Sunday, February 2, 2014

Watering my Geraniums

Watering geraniums in my garden one September afternoon, tiger mosquitoes delving deep into exposed flesh, I look up to notice my two sons, through windows, sitting at their desks, doing homework. The younger is writing out his weekly spelling words, in the dining room, on a school desk with iron legs I’d found in the cellar upon moving in.  The older one is on the second floor, in his room, working at a rock maple desk from the ‘50s.  I had taken care to face both desks outwards, overlooking the garden, with its hanging geraniums, potted thyme, and pigeons, like feathered Rockettes, lined up on the rooftop of the apartment building behind our small yard.  

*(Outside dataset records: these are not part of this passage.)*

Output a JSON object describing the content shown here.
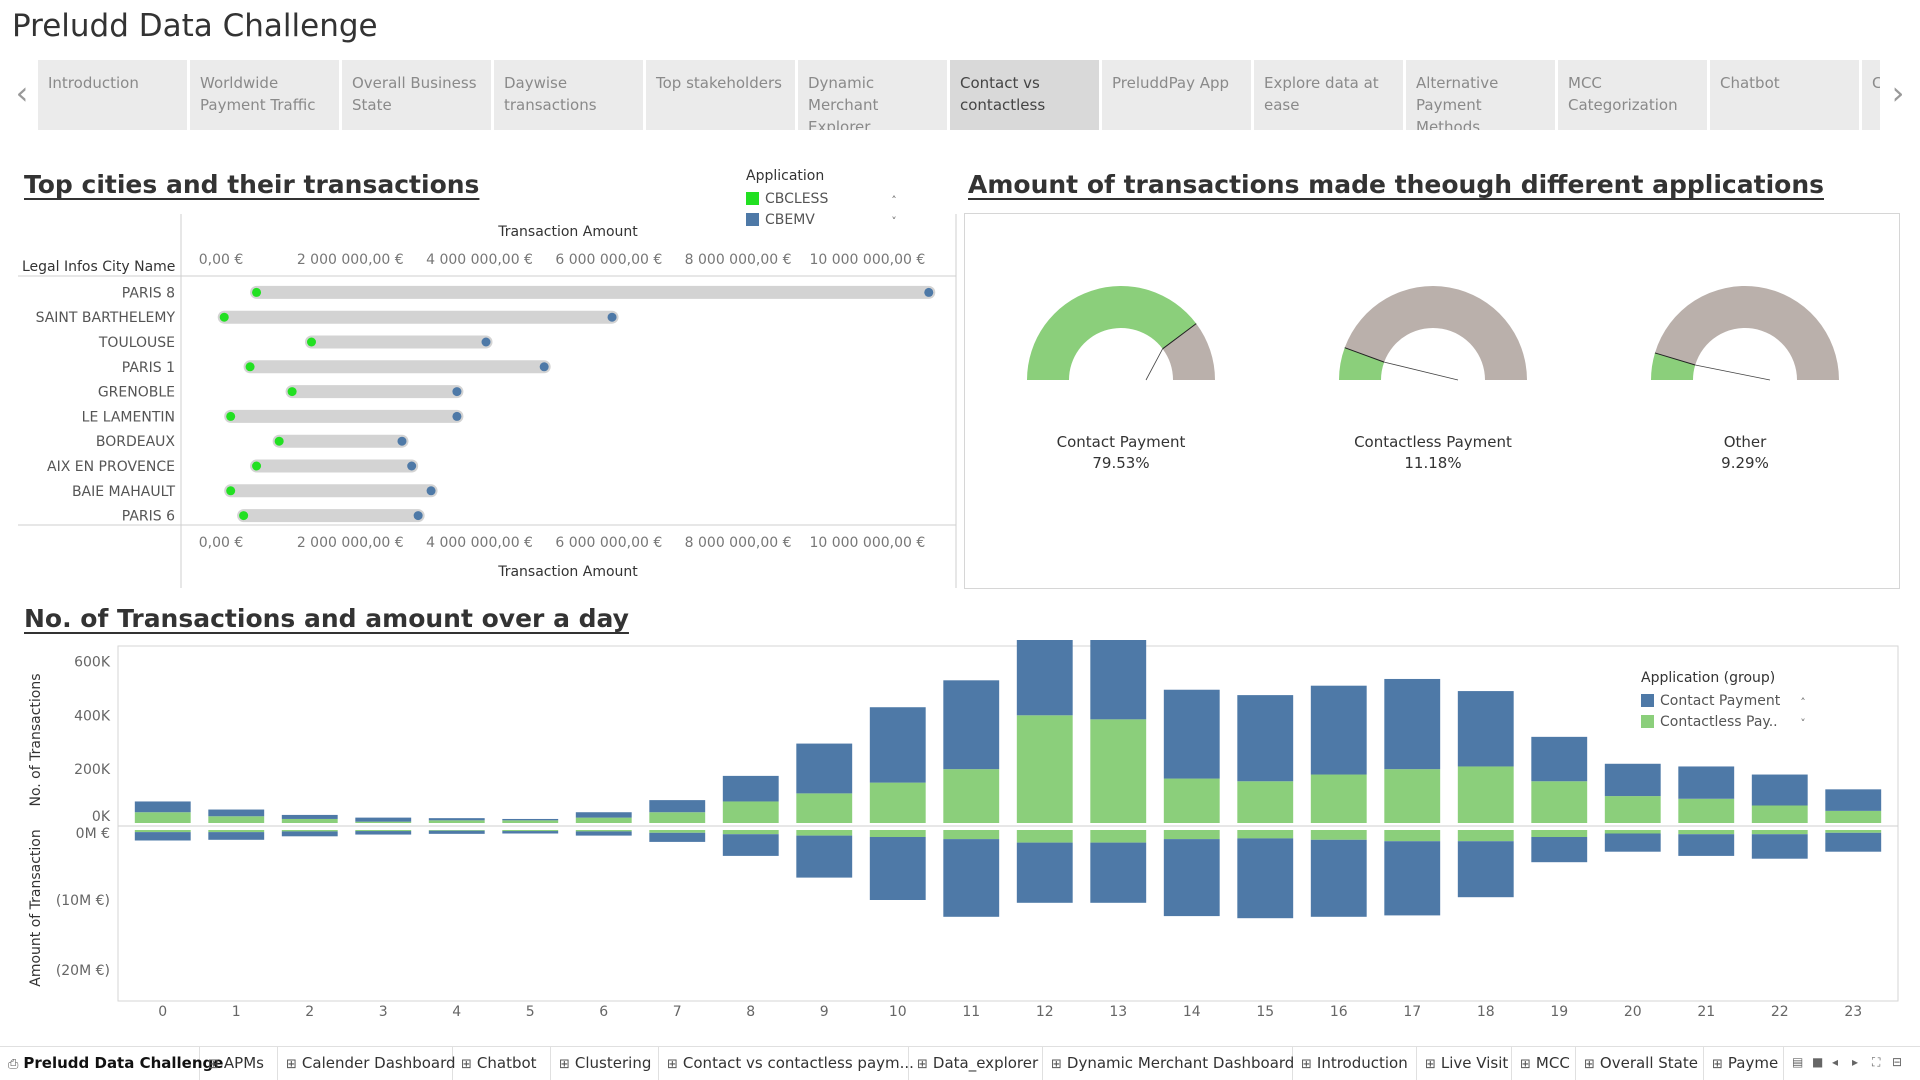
{
  "title": "Preludd Data Challenge",
  "tabs": [
    {
      "label": "Introduction"
    },
    {
      "label": "Worldwide Payment Traffic"
    },
    {
      "label": "Overall Business State"
    },
    {
      "label": "Daywise transactions"
    },
    {
      "label": "Top stakeholders"
    },
    {
      "label": "Dynamic Merchant Explorer"
    },
    {
      "label": "Contact vs contactless"
    },
    {
      "label": "PreluddPay App"
    },
    {
      "label": "Explore data at ease"
    },
    {
      "label": "Alternative Payment Methods"
    },
    {
      "label": "MCC Categorization"
    },
    {
      "label": "Chatbot"
    },
    {
      "label": "C"
    }
  ],
  "active_tab": 6,
  "nav": {
    "prev": "‹",
    "next": "›"
  },
  "section1": {
    "title": "Top cities and their transactions"
  },
  "section2": {
    "title": "Amount of transactions made theough different applications"
  },
  "section3": {
    "title": "No. of Transactions and amount over a day"
  },
  "dumbbell_legend": {
    "title": "Application",
    "items": [
      {
        "label": "CBCLESS",
        "color": "#22e022"
      },
      {
        "label": "CBEMV",
        "color": "#4e79a7"
      }
    ],
    "scroll_up": "˄",
    "scroll_down": "˅"
  },
  "gauges": [
    {
      "label": "Contact Payment",
      "value_text": "79.53%",
      "pct": 0.7953,
      "fill": "#8bcf7b",
      "rest": "#bab0ab"
    },
    {
      "label": "Contactless Payment",
      "value_text": "11.18%",
      "pct": 0.1118,
      "fill": "#8bcf7b",
      "rest": "#bab0ab"
    },
    {
      "label": "Other",
      "value_text": "9.29%",
      "pct": 0.0929,
      "fill": "#8bcf7b",
      "rest": "#bab0ab"
    }
  ],
  "bar_legend": {
    "title": "Application (group)",
    "items": [
      {
        "label": "Contact Payment",
        "color": "#4e79a7"
      },
      {
        "label": "Contactless Pay..",
        "color": "#8bcf7b"
      }
    ],
    "scroll_up": "˄",
    "scroll_down": "˅"
  },
  "chart_data": [
    {
      "type": "scatter",
      "subtype": "dumbbell",
      "title": "Top cities and their transactions",
      "xlabel": "Transaction Amount",
      "ylabel": "Legal Infos City Name",
      "xlim": [
        0,
        11000000
      ],
      "x_ticks": [
        0,
        2000000,
        4000000,
        6000000,
        8000000,
        10000000
      ],
      "x_tick_labels": [
        "0,00 €",
        "2 000 000,00 €",
        "4 000 000,00 €",
        "6 000 000,00 €",
        "8 000 000,00 €",
        "10 000 000,00 €"
      ],
      "categories": [
        "PARIS 8",
        "SAINT BARTHELEMY",
        "TOULOUSE",
        "PARIS 1",
        "GRENOBLE",
        "LE LAMENTIN",
        "BORDEAUX",
        "AIX EN PROVENCE",
        "BAIE MAHAULT",
        "PARIS 6"
      ],
      "series": [
        {
          "name": "CBCLESS",
          "color": "#22e022",
          "values": [
            550000,
            50000,
            1400000,
            450000,
            1100000,
            150000,
            900000,
            550000,
            150000,
            350000
          ]
        },
        {
          "name": "CBEMV",
          "color": "#4e79a7",
          "values": [
            10950000,
            6050000,
            4100000,
            5000000,
            3650000,
            3650000,
            2800000,
            2950000,
            3250000,
            3050000
          ]
        }
      ]
    },
    {
      "type": "bar",
      "subtype": "stacked-diverging",
      "title": "No. of Transactions and amount over a day",
      "categories": [
        "0",
        "1",
        "2",
        "3",
        "4",
        "5",
        "6",
        "7",
        "8",
        "9",
        "10",
        "11",
        "12",
        "13",
        "14",
        "15",
        "16",
        "17",
        "18",
        "19",
        "20",
        "21",
        "22",
        "23"
      ],
      "top_axis": {
        "label": "No. of Transactions",
        "ylim": [
          0,
          650000
        ],
        "ticks": [
          0,
          200000,
          400000,
          600000
        ],
        "tick_labels": [
          "0K",
          "200K",
          "400K",
          "600K"
        ]
      },
      "bottom_axis": {
        "label": "Amount of Transaction",
        "ylim": [
          0,
          24000000
        ],
        "ticks": [
          0,
          10000000,
          20000000
        ],
        "tick_labels": [
          "0M €",
          "(10M €)",
          "(20M €)"
        ]
      },
      "series": [
        {
          "name": "Contact Payment",
          "color": "#4e79a7",
          "transactions": [
            40000,
            25000,
            15000,
            15000,
            8000,
            5000,
            20000,
            45000,
            95000,
            185000,
            280000,
            330000,
            320000,
            330000,
            330000,
            320000,
            330000,
            335000,
            280000,
            165000,
            120000,
            120000,
            115000,
            80000
          ],
          "amount": [
            1200000,
            1100000,
            700000,
            500000,
            450000,
            350000,
            600000,
            1300000,
            3100000,
            6000000,
            9000000,
            11100000,
            8600000,
            8600000,
            11000000,
            11400000,
            11000000,
            10600000,
            8000000,
            3600000,
            2600000,
            3100000,
            3500000,
            2700000
          ]
        },
        {
          "name": "Contactless Payment",
          "color": "#8bcf7b",
          "transactions": [
            40000,
            25000,
            15000,
            5000,
            10000,
            10000,
            20000,
            40000,
            80000,
            110000,
            150000,
            200000,
            400000,
            385000,
            165000,
            155000,
            180000,
            200000,
            210000,
            155000,
            100000,
            90000,
            65000,
            45000
          ],
          "amount": [
            300000,
            300000,
            200000,
            150000,
            100000,
            150000,
            200000,
            400000,
            600000,
            800000,
            1000000,
            1300000,
            1800000,
            1800000,
            1300000,
            1200000,
            1400000,
            1600000,
            1600000,
            1000000,
            500000,
            600000,
            600000,
            400000
          ]
        }
      ]
    }
  ],
  "sheets": [
    {
      "label": "Preludd Data Challenge",
      "icon": "⎙"
    },
    {
      "label": "APMs",
      "icon": "⊞"
    },
    {
      "label": "Calender Dashboard",
      "icon": "⊞"
    },
    {
      "label": "Chatbot",
      "icon": "⊞"
    },
    {
      "label": "Clustering",
      "icon": "⊞"
    },
    {
      "label": "Contact vs contactless paym...",
      "icon": "⊞"
    },
    {
      "label": "Data_explorer",
      "icon": "⊞"
    },
    {
      "label": "Dynamic Merchant Dashboard",
      "icon": "⊞"
    },
    {
      "label": "Introduction",
      "icon": "⊞"
    },
    {
      "label": "Live Visit",
      "icon": "⊞"
    },
    {
      "label": "MCC",
      "icon": "⊞"
    },
    {
      "label": "Overall State",
      "icon": "⊞"
    },
    {
      "label": "Payme",
      "icon": "⊞"
    }
  ],
  "sheet_controls": [
    "▤",
    "■",
    "◂",
    "▸",
    "⛶",
    "⊟"
  ]
}
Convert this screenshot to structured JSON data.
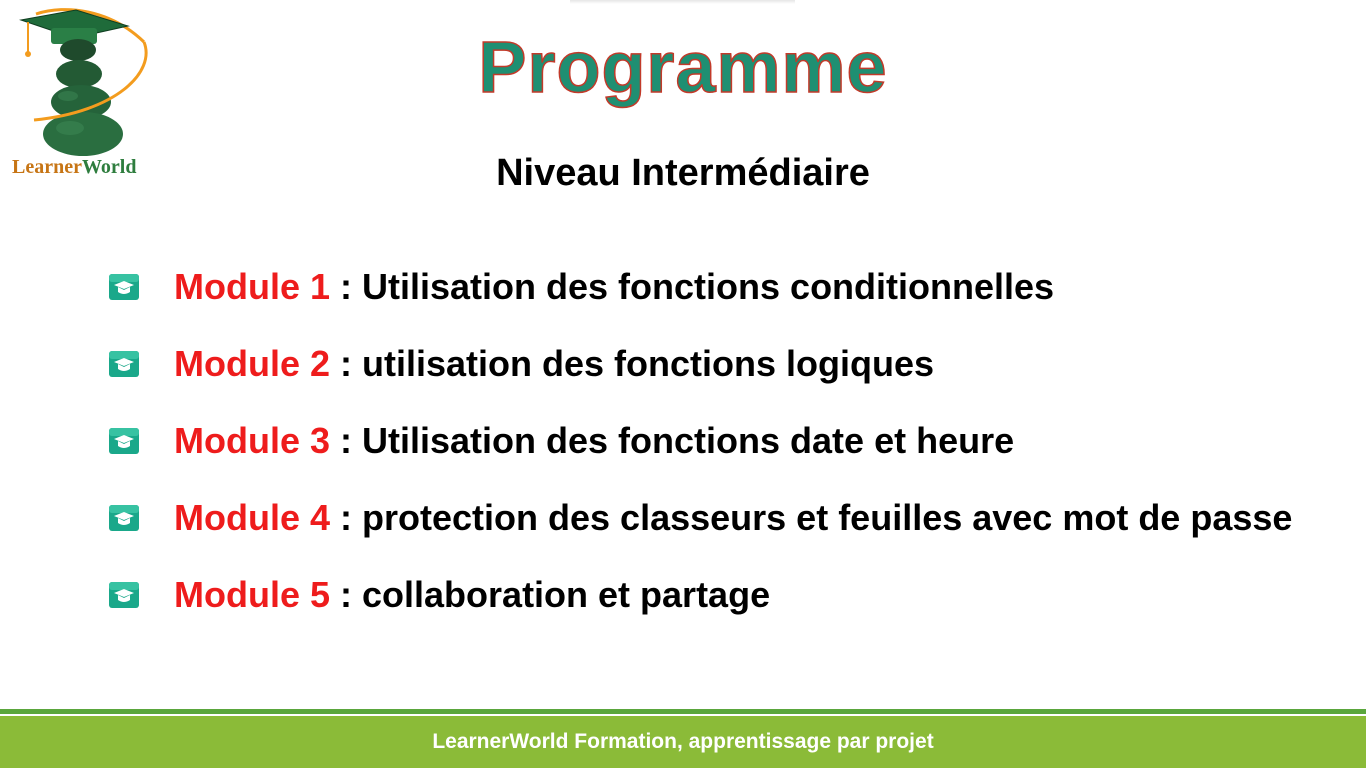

Bent over their desks in concentration, eager to finish up and earn time on the Kindle Fire, I turn the nozzle to jet and aim.  First the little one, straight on.  Startled, he opens his mouth in outrage as water hits glass, and taps his pencil forcefully to meet my stream.  Then I angle it upward and get the big one, then down again, then up. All three of us connect through this action, the surprise attack of mommy, the giggles of the younger, the smirk of the older. The water, an extension of my outstretched arm, hits the pane and splashes back at me. The boys, compartmentalized into two rooms separated by floorboards, and me outside, my sundress soaked and getting eating alive, we make three points of a triangle, held at a safe distance by glass, bricks and parquet.
It is a small, end-of-summer moment, but one in which I realize my connections and their limitations. The water cascades luxuriantly across the window.  My six-year-old delights in his drowning, just as he does on trips to the drive-through car wash. I angle the hose upwards once more.  At this moment, the nine-year-old—safe, cozy and dry—taunts me and I respond by opening the faucet full force to scare that tongue back in his mouth. I recognize the expression overtaking his face; I’ve seen it in the bathroom mirror.  It’s the joy of bathing in Mom’s expansive love and the reassurance of a barrier to deflect some of the full-on female force of motherhood.